Adherence to TACE eligibility guidelines appear to be similar in Eur/Can and the global population. In the Eur/Can subgroup, chronic deterioration of liver function was observed. These results also suggest that systemic therapies are not commonly used after TACE ineligibility in Eur/Can clinical practice.

Clinical trial identification

NCT01933945.

Legal entity responsible for the study

Bayer.

Funding

Bayer.

Editorial Acknowledgement

Editorial assistance in the preparation of this abstract was provided by Luke Burke of SuccinctChoice Medical Communications (London, UK), with financial support from Bayer.

Disclosure

J-L. Raoul: Grants, Research support: Celgene; Advisory board: Genoscience Pharma, Bayer Schering Pharma AG, BTG plc, Bristol-Myers Squibb; Honoraria: Bayer, Merck Serono. T. Decaens: Grants, Research support: ArQule, Genoscience pharma; Advisory board: Bayer, Bristol-Myers Squibb, Ipsen; Consulting: Bayer, Bristol-Myers Squibb. K. Burak: Grants, Research support: Bayer, Lupin. J. Koskinas: Grants, Research support: Gilead Sciences, Novartis, Roche, Merck Sharp & Dohme, Bayer, Bristol-Myers Squibb, AbbVie, Janssen; Clinical trials talks: Novartis, Roche, Merck Sharp & Dohme, Bayer, Gilead Sciences, Janssen, AbbVie, Bristol-Myers Squibb. I. Bayh: Advisory board: Fresenius Medical Care Deutschland GmbH; Stock ownership, Consulting: Fresenius Medical Care Deutschland GmbH; Full-time employee: Bayer. A-L. Cheng: Advisory board: Bayer Schering Pharma, Bristol-Myers Squibb, Eisai, Merck Serono, Novartis, Ono Pharmaceutical, Onxeo; Honoraria: Bayer, Eisai, Merck Sharp & Dohme; Consulting: Novartis.
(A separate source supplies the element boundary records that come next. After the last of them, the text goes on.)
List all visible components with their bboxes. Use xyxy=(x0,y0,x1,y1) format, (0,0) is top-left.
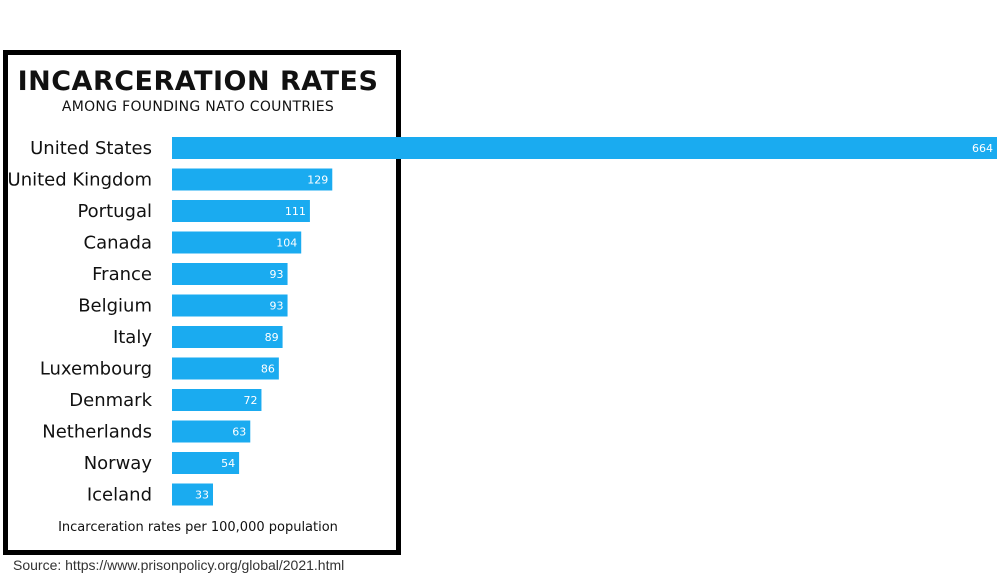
data-label: 93 xyxy=(270,268,284,281)
category-label: France xyxy=(92,264,152,285)
data-label: 111 xyxy=(285,205,306,218)
bar-denmark xyxy=(172,389,262,411)
bar-united-states xyxy=(172,137,997,159)
category-label: Italy xyxy=(113,327,152,348)
data-label: 104 xyxy=(276,237,297,250)
chart-title: INCARCERATION RATES xyxy=(17,66,379,97)
data-label: 664 xyxy=(972,142,993,155)
bar-portugal xyxy=(172,200,310,222)
data-label: 63 xyxy=(232,426,246,439)
bar-france xyxy=(172,263,288,285)
category-label: Netherlands xyxy=(42,422,152,443)
bar-luxembourg xyxy=(172,357,279,380)
category-label: Belgium xyxy=(78,296,152,317)
data-label: 33 xyxy=(195,489,209,502)
category-label: United States xyxy=(30,138,152,159)
category-label: Canada xyxy=(84,233,153,254)
source-citation: Source: https://www.prisonpolicy.org/glo… xyxy=(13,557,345,573)
data-label: 54 xyxy=(221,457,235,470)
category-label: Portugal xyxy=(77,201,152,222)
chart-footnote: Incarceration rates per 100,000 populati… xyxy=(58,520,338,535)
bar-belgium xyxy=(172,294,288,317)
bar-united-kingdom xyxy=(172,168,333,191)
data-label: 72 xyxy=(243,394,257,407)
category-label: Luxembourg xyxy=(40,359,152,380)
bar-norway xyxy=(172,452,240,474)
bar-italy xyxy=(172,326,283,348)
bar-iceland xyxy=(172,483,214,506)
data-label: 89 xyxy=(265,331,279,344)
category-label: Norway xyxy=(84,453,153,474)
data-label: 93 xyxy=(270,300,284,313)
bar-netherlands xyxy=(172,420,251,443)
data-label: 129 xyxy=(307,174,328,187)
category-label: Iceland xyxy=(87,485,152,506)
category-label: Denmark xyxy=(69,390,152,411)
category-label: United Kingdom xyxy=(8,170,152,191)
data-label: 86 xyxy=(261,363,275,376)
chart-subtitle: AMONG FOUNDING NATO COUNTRIES xyxy=(61,99,335,115)
bar-canada xyxy=(172,231,302,254)
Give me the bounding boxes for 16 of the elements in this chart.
M. Kudo: Grants, Research support: AbbVie, Bayer, Chugai Pharma, Daiichi Sankyo, Eisai, Merck Sharp & Dohme, Otsuka, Sumitomo Dainippon Pharma, Taiho Pharmaceutical, Takeda; Advisory board: Bayer, Bristol-Myers Squibb, Chugai Pharma, Kowa, Merck Sharp & Dohme, Taiho Pharmaceutical; Honoraria: Ajinomoto, Bayer, Eisai, Merck Sharp, Dohme. H.C. Lee: Grants, Research support: Sillajen, Bayer, Ono Pharmaceutical Co; Advisory board: Bayer. K. Nakajima: Stock ownership, Employee: Bayer. M. Peck-Radosavljevic: Grants, Research support: AbbVie, ArQule, Daiichi Sankyo, Bayer, Bristol-Myers Squibb, Boehringer Ingelheim, ImClone Systems, Lilly, Merck Sharp & Dohme, Novartis, Roche; Advisory board: AbbVie, Bayer, Bristol-Myers Squibb, Boehringer Ingelheim, Eisai, Ipsen, Lilly, Merck Sharp & Dohme, Roche; Honoraria, Consulting: Bayer. All other authors have declared no conflicts of interest.